Ackman’s Ingenious Counterstrategy
Not one to be easily defeated, Ackman devised a brilliant countermove. He began buying up shares in his company, effectively grabbing control. To accomplish this, he borrowed a whopping $300 million from JPMorgan Chase & Co.
“I give JPMorgan enormous credit in seeing through it,” Ackman stated in appreciation. “It’s a handshake bank and they bet I’d succeed.” His audacious countermove paid off, allowing him to hold his ground against Elliott’s aggressive strategy.
The Rise of Activist Campaigns
This intense financial face-off is indicative of a recent trend in the market for closed-end funds. Firms like Boaz Weinstein’s Saba Capital Management have capitalized on historical dislocations in these funds’ pricing. They have been urging asset managers to take proactive steps such as buying back shares or liquidating assets to enhance valuations.

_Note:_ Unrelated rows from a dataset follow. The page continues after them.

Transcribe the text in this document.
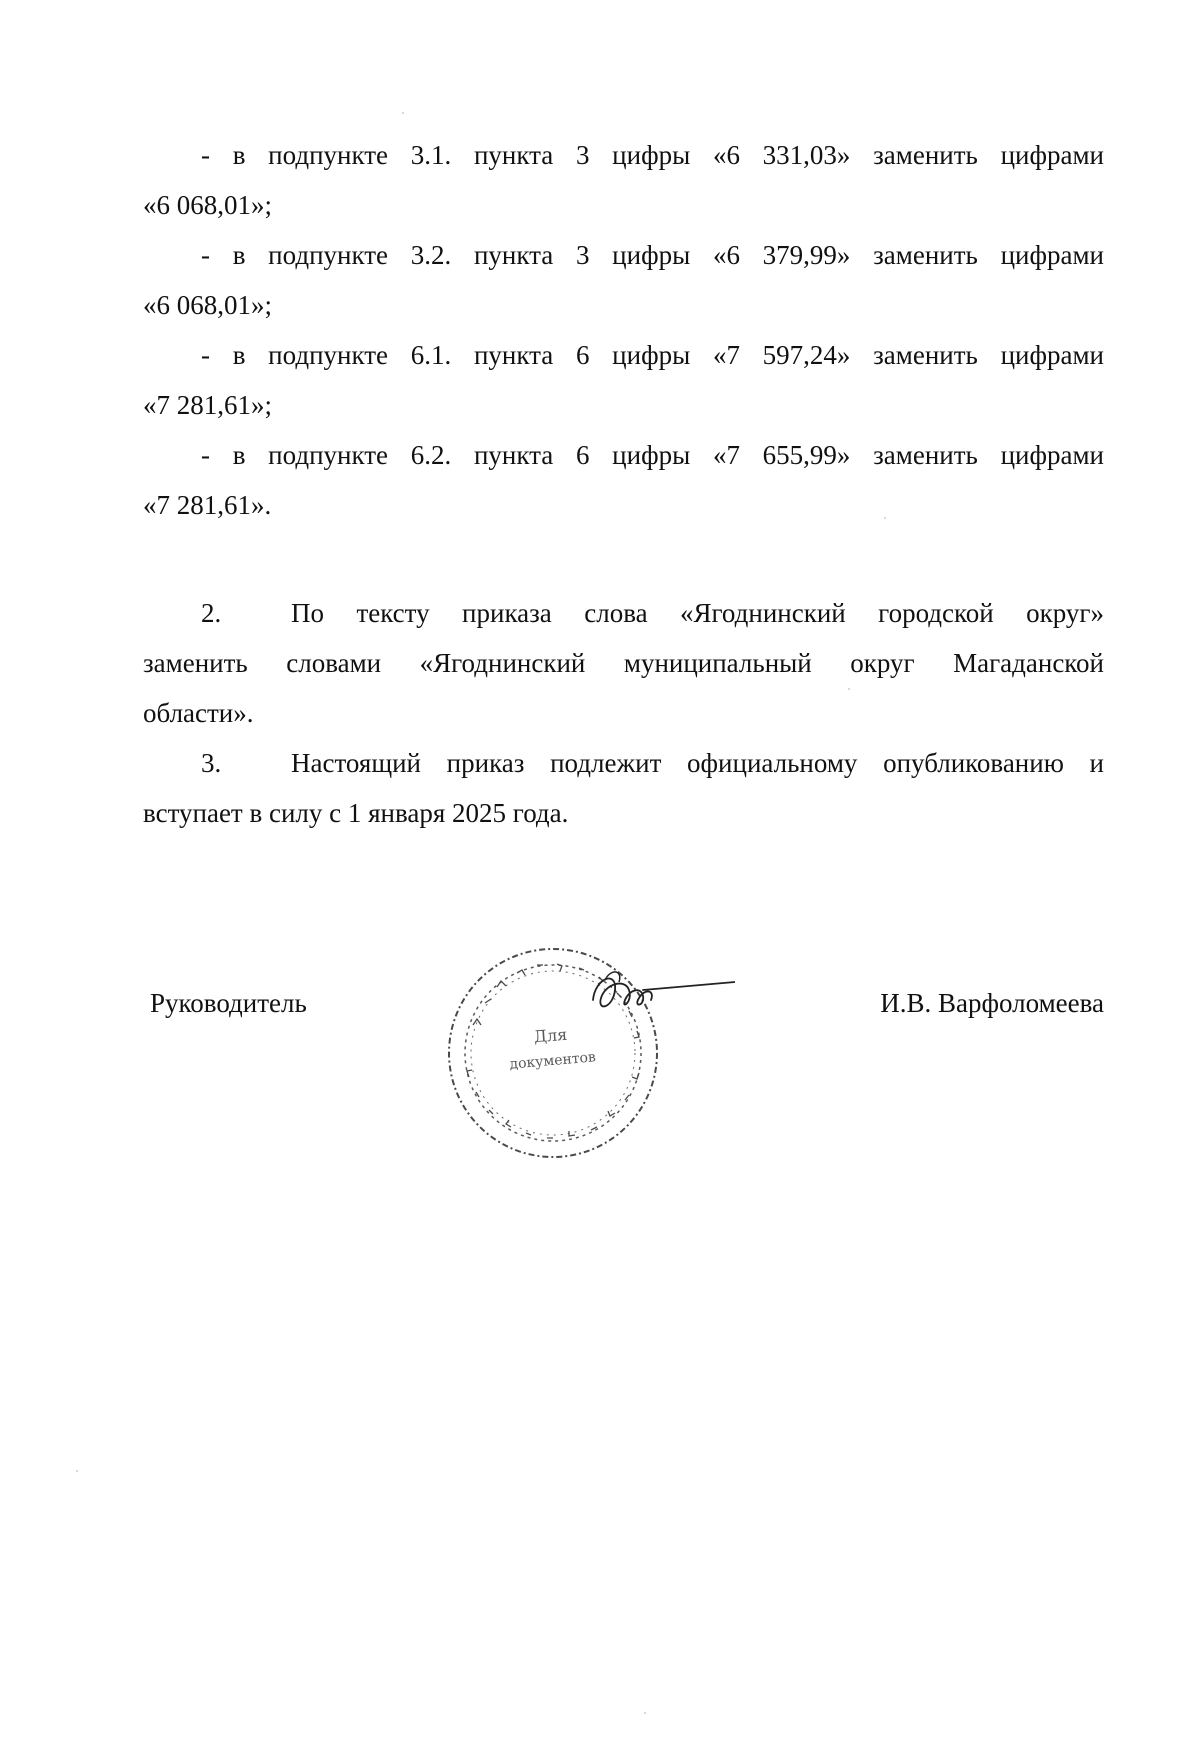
- в подпункте 3.1. пункта 3 цифры «6 331,03» заменить цифрами
«6 068,01»;
- в подпункте 3.2. пункта 3 цифры «6 379,99» заменить цифрами
«6 068,01»;
- в подпункте 6.1. пункта 6 цифры «7 597,24» заменить цифрами
«7 281,61»;
- в подпункте 6.2. пункта 6 цифры «7 655,99» заменить цифрами
«7 281,61».
2.	По тексту приказа слова «Ягоднинский городской округ»
заменить словами «Ягоднинский муниципальный округ Магаданской
области».
3.	Настоящий приказ подлежит официальному опубликованию и
вступает в силу с 1 января 2025 года.
Руководитель	И.В. Варфоломеева
Для
документов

Despite the tumultuous battle, Pershing Square Holdings has continued to thrive. It is listed on European stock exchanges with over $14 billion in total assets and boasted a return of 27% in 2023. However, its net asset value discount, while having narrowed from its 2020 record level, is still lingering around 27%.
Looking forward, Ackman has ambitious plans. He intends to launch a new fund, Pershing Square USA, structured similarly to Pershing Square Holdings, aimed at retail investors. This move is a testament to Ackman’s resilience and his relentless drive to continue innovating in the investment field.
The intriguing tale of Ackman’s struggle and triumph serves as a reminder of the high stakes and intense competition in the world of finance. It is a testament to the resilience and strategic thinking required to survive and thrive amid such challenges. As such, this story offers valuable insights for individuals and businesses navigating the complex and often tumultuous landscape of financial markets.